Los cigarros clandestinos son, en verdad, la última e impenetrable fortaleza del suicidio colectivo de quienes, no hace mucho, se suicidaron cotidianamente en la lucha por un mundo mejor. En una de las muchas esquinas de la muerte de la ciudad que se pone gris en la distancia, una mujer hermosa alquila por un rato su cuerpo y sus milagrosas recetas amatorias, pero no vende su alma al mejor postor; un triste hojalatero le da filo a los cuchillos sin seguro social ni pensión vitalicia con que se gana la vida de 8 a 4, de lunes a sábado, sin descansar al mediodía; un indigente con título universitario busca su cena de fin de año en los promontorios de basura que, imponentes, compiten con la altura de los edificios más altos; y un poeta recoge metáforas de incienso en las aceras baldías y en las afueras del mercado Cuscatlán que lo llama con gestos tenues. Desde la terraza del mercado, la ciudad luce como una maqueta diseñada, al milímetro, por arquitectos culturales que saben que los gatos tienen 5 patas; una maqueta en miniatura que no regatea colores ni formas atrevidas; una maqueta en la que se arrodillan las tradiciones para rezarle a la cultura; una maqueta en miniatura de la gran urbe que sueña ser algún día, pero sin llegar a ser el mundo feliz de Huxley; una maqueta y réplica a escala de la utopía social de vivir juntos sin ser los primeros en sacar el cuchillo o las órdenes de embargo hipotecario; una delicada pieza reticulada y erudita que toma asiento en la biblioteca municipal que nos invita a la lectura, como la bóveda secreta y fascinante de un mercado de sueños y artesanías.
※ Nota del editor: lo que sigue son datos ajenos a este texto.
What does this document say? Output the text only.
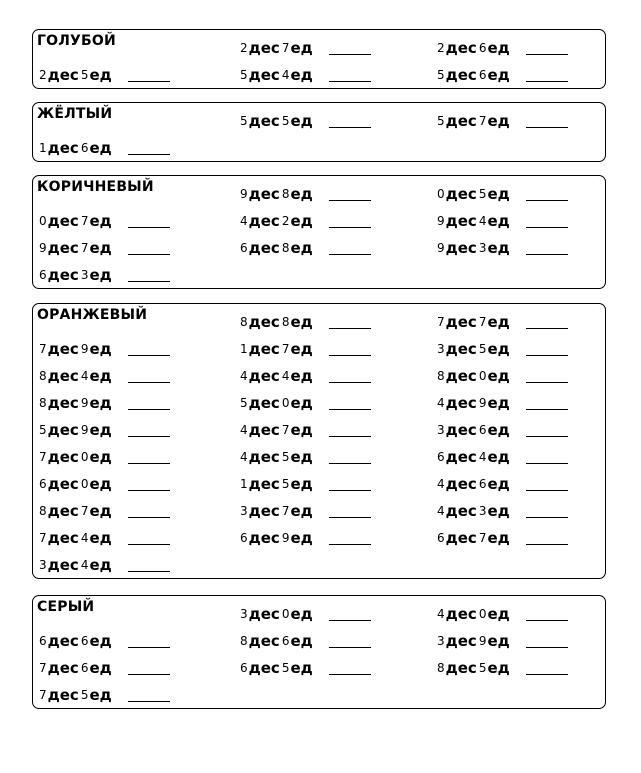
ГОЛУБОЙ	2 дес 7 ед	2 дес 6 ед
2 дес 5 ед	5 дес 4 ед	5 дес 6 ед
ЖЁЛТЫЙ	5 дес 5 ед	5 дес 7 ед
1 дес 6 ед
КОРИЧНЕВЫЙ	9 дес 8 ед	0 дес 5 ед
0 дес 7 ед	4 дес 2 ед	9 дес 4 ед
9 дес 7 ед	6 дес 8 ед	9 дес 3 ед
6 дес 3 ед
ОРАНЖЕВЫЙ	8 дес 8 ед	7 дес 7 ед
7 дес 9 ед	1 дес 7 ед	3 дес 5 ед
8 дес 4 ед	4 дес 4 ед	8 дес 0 ед
8 дес 9 ед	5 дес 0 ед	4 дес 9 ед
5 дес 9 ед	4 дес 7 ед	3 дес 6 ед
7 дес 0 ед	4 дес 5 ед	6 дес 4 ед
6 дес 0 ед	1 дес 5 ед	4 дес 6 ед
8 дес 7 ед	3 дес 7 ед	4 дес 3 ед
7 дес 4 ед	6 дес 9 ед	6 дес 7 ед
3 дес 4 ед
СЕРЫЙ	3 дес 0 ед	4 дес 0 ед
6 дес 6 ед	8 дес 6 ед	3 дес 9 ед
7 дес 6 ед	6 дес 5 ед	8 дес 5 ед
7 дес 5 ед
Todos los días llegan noticias de la ciudad que vemos desde lo alto y la ciudad se desmorona como un violín. Los políticos se masturban y hasta acá arriba llegan los jadeos venéreos del dinero en pleno orgasmo del robo. Desde acá se ve por encima a la ciudad, pero estamos debajo de ella… y la ciudad es un murmullo innavegable que podemos decodificar desde la terraza del mercado Cuscatlán, la ciudad es un murmullo de luz que nadie ve, porque todos están enredados en la cordura de la apatía.